BPS Catat Deflasi September 0,18%

Jakarta: Badan Pusat Statistik (BPS) mencatat Indeks Harga Konsumen (IHK) di September 2018 mengalami deflasi sebesar 0,18 persen. Angka itu diperoleh dari 82 kota IHK, di mana sebanyak 66 kota mengalami deflasi dan 16 kota mengalami inflasi.

“September tercatat deflasi 0,18 persen dengan inflasi tahun kalender tercatat 1,94 persen dan inflasi tahun ke tahun 2,88 persen,” kata Kepala BPS Suhariyanto dalam sebuah jumpa pers di Gedung BPS, Pasar Baru, Jakarta, Senin, 1 Oktober 2018.

Suhariyanto menuturkan deflasi tertinggi terjadi di wilayah Pare sebesar minus 1,59 persen, disusul Tegal, Singkawang, Samarinda, dan Ternate minus 0,01 persen. Sementara itu, inflasi tertinggi tercatat diĀ  wilayah Bengkulu sebesar 0,59 persen dengan inflasi terendah di kota Bungo sebesar 0,01 persen.

“Di daerah pedesaan juga terjadi deflasi 0,59 persen.
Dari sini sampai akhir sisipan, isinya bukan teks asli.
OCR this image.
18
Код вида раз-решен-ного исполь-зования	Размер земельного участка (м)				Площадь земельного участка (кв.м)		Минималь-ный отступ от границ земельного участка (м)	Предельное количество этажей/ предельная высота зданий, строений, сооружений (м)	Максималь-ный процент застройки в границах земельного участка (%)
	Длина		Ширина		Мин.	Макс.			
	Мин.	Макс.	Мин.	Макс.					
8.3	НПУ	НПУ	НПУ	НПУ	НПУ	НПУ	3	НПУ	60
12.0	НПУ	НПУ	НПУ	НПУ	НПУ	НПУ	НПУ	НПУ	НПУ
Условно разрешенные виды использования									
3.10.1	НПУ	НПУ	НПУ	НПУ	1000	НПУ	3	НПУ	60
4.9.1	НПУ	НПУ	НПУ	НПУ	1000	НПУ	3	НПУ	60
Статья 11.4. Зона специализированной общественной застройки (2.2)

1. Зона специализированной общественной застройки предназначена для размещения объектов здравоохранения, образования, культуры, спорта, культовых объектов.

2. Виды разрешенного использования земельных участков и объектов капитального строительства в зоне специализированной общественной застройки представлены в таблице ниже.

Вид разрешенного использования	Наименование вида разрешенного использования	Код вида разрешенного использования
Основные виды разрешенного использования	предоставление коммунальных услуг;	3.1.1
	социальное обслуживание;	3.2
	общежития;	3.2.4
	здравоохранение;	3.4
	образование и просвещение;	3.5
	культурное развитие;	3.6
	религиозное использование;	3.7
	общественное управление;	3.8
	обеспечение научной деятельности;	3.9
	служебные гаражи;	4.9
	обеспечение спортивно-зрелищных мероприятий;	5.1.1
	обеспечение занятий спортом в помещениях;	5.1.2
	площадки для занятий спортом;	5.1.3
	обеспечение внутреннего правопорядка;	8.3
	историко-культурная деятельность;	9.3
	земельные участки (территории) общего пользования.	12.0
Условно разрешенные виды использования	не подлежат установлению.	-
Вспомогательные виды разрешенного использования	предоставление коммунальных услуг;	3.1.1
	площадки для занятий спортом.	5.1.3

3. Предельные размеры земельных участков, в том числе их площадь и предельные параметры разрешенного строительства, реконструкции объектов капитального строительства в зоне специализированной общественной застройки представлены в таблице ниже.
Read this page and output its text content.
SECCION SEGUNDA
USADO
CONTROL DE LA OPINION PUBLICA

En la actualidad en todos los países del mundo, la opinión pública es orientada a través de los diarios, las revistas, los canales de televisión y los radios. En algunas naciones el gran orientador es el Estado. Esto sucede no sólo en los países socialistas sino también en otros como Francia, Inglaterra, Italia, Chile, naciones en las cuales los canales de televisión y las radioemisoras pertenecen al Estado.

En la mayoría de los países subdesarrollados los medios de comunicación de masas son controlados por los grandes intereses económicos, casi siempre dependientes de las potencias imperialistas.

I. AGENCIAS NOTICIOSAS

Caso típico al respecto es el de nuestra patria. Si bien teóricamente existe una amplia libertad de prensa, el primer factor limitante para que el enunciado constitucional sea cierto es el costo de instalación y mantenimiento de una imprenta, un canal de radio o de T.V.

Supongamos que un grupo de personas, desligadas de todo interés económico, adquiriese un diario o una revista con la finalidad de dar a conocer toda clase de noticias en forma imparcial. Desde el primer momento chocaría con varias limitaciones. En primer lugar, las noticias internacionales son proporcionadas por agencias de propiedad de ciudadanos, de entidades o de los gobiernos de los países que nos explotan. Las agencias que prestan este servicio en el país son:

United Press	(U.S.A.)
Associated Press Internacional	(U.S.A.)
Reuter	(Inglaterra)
Inflasi tertinggi di Bengkulu 0,59 persen karena transportasi dan inflasi terendah di Bungo 0,01 persen,” ungkapnya.

BPS mencatat andil deflasi yang tertinggi terdapat pada kelompok bahan makanan sebesar minus 1,62 persen dengan andil minus 0,35 persen. Lalu transportasi, komunikasi dan jasa keuangan sebesar minus 0,05 persen dengan andil minus 0,01 persen. Selanjutnya, inflasi tertinggi disumbang oleh sektor pendidikan, rekreasi dan olahraga sebesar 0,54 persen dengan andil 0,04 persen. Kemudian inflasi terendah berada di sektor kesehatan sebesar 0,41 persen dengan andil 0,02 persen.

“Deflasi terjadi karena adanya penurunan harga yang ditunjukkan oleh turunnya indeks kelompok pengeluaran yaitu bahan makanan dan kelompok transportasi, komunikasi dan jasa keuangan,” tuturnya.

Ia meyakini inflasi beberapa bulan ke depan akan tetap terjaga selama harga bahan pokok tetap stabil atau mengalami penurunan. “Kita harapkan tiga bulan ke depan lebih terkendali,” pungkas dia.